Nonlinear discrete Schrödinger equations with a point defect
Dirk Hennig
TL;DR
We address the DNLS on $\mathbb{Z}^d$ with a point defect and general power nonlinearity, studying how linear defect modes and nonlinear self-trapping interact. The authors develop a variational framework on a weighted Nehari manifold to prove the existence of spatially localized ground states (breathers) for focusing nonlinearity and derive explicit excitation thresholds, while also characterizing persistence and upper bounds of linear defect modes under defocusing nonlinearity. They show that, below a mass threshold, solutions scatter to solutions of the linear problem in $l^p$ with decay rates, and they identify a Weinstein-type threshold that governs the scattering vs non-scattering dichotomy.
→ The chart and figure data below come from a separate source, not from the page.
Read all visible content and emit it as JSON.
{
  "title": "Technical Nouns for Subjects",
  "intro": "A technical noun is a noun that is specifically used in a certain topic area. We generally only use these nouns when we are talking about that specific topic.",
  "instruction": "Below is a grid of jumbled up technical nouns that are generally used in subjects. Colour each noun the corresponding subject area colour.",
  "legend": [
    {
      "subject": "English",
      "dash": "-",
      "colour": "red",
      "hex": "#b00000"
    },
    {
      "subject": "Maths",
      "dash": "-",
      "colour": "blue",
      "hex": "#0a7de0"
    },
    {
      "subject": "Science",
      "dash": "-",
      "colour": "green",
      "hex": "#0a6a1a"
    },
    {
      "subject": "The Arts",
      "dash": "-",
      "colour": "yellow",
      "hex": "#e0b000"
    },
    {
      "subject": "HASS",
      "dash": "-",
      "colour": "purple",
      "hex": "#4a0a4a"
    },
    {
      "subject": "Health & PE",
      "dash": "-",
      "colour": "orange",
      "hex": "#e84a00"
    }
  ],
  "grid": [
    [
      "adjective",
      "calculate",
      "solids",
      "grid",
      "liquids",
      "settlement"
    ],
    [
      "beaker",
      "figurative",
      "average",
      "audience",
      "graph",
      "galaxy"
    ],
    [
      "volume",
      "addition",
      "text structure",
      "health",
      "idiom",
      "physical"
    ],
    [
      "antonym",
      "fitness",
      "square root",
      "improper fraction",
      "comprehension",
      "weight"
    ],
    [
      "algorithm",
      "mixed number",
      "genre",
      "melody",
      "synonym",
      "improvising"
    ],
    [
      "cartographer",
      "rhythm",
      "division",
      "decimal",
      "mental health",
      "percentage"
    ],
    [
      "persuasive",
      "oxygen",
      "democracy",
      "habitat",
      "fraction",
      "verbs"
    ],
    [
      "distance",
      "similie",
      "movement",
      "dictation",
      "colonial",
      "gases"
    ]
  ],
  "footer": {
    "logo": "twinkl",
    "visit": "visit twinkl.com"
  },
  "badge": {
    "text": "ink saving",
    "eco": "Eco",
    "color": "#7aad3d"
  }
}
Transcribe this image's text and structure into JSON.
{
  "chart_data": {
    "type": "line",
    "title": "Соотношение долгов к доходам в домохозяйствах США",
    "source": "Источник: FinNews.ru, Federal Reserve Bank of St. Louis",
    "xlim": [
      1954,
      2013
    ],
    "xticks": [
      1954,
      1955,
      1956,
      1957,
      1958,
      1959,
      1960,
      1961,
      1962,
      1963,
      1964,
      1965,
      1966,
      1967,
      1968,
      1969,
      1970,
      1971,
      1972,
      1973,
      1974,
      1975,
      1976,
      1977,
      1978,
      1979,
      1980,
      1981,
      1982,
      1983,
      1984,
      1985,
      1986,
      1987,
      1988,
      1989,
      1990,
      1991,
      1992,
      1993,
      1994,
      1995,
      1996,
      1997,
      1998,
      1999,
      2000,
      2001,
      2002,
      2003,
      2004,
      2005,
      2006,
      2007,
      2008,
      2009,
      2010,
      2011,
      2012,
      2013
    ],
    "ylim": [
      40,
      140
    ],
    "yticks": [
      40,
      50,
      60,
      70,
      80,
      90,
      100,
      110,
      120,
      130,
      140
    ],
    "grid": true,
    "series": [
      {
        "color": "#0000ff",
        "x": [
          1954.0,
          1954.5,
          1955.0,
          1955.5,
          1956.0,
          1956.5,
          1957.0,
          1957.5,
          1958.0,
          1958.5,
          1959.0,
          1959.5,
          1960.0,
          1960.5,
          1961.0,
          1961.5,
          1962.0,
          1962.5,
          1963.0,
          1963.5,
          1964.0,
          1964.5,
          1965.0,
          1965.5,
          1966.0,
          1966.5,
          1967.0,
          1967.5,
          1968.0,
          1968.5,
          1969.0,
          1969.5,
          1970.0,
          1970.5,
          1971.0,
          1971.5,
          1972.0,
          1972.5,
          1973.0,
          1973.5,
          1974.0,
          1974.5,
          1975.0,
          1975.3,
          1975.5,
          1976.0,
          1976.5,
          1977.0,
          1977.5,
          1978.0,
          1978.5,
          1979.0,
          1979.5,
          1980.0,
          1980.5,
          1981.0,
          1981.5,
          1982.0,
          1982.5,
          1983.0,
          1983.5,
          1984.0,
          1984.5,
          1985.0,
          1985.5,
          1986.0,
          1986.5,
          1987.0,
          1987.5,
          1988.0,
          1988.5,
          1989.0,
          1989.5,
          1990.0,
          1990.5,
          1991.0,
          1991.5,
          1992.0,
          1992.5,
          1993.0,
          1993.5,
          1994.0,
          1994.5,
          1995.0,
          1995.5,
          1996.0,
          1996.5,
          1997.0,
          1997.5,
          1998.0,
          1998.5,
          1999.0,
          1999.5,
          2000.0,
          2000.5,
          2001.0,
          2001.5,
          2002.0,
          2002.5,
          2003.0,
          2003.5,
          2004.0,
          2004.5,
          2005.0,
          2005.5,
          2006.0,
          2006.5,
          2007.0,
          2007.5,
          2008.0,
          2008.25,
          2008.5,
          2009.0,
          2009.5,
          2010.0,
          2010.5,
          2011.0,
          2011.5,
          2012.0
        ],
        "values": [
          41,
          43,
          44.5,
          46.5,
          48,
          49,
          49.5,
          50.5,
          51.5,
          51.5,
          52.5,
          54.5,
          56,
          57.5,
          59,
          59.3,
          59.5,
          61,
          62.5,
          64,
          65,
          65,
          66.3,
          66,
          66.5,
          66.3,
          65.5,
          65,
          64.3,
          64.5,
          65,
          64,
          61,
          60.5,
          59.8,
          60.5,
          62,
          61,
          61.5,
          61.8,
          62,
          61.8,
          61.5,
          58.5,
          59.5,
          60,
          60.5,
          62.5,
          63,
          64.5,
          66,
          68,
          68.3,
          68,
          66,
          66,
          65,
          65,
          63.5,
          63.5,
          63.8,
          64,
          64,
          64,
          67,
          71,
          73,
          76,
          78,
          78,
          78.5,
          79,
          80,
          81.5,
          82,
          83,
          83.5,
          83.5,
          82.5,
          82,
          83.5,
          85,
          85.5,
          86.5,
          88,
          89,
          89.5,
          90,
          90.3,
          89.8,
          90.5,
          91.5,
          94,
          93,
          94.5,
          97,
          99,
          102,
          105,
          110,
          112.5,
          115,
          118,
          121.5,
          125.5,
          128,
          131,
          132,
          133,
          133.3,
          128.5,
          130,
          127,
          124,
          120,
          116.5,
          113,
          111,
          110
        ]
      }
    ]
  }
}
The results highlight how discreteness and defect strength shape localization, threshold phenomena, and long-time dynamics in lattice nonlinear waves with impurities, with potential implications for optical lattices and discrete photonic systems.
Abstract
We study the $d$-dimensional discrete nonlinear Schrödinger equation with general power nonlinearity and a delta potential. Our interest lies in the interplay between two localization mechanisms. On the one hand, the attractive (repulsive) delta potential acting as a point defect breaks the translational invariance of the lattice so that a linear staggering (non-staggering) bound state is formed with negative (positive) energy. On the other hand, focusing nonlinearity may lead to self-trapping of excitation energy. For focusing nonlinearity we prove the existence of a spatially exponentially localized and time-periodic ground state and investigate the impact of an attractive respectively repulsive delta potential on the existence of an excitation threshold, i.e. supercritical $l^2$ norm, for the creation of such a ground states. Explicit expressions for the lower excitation thresholds are given. Reciprocally, we discuss the influence of defocusing nonlinearity on the durability of the linear bound states and provide upper thresholds of the $l^2-$norm for their preservation. Regarding the asymptotic behavior of the solutions we establish that for a $l^2-$norm below the excitation threshold the solutions scatter to a solution of the linear problem in $l^{p>2}$.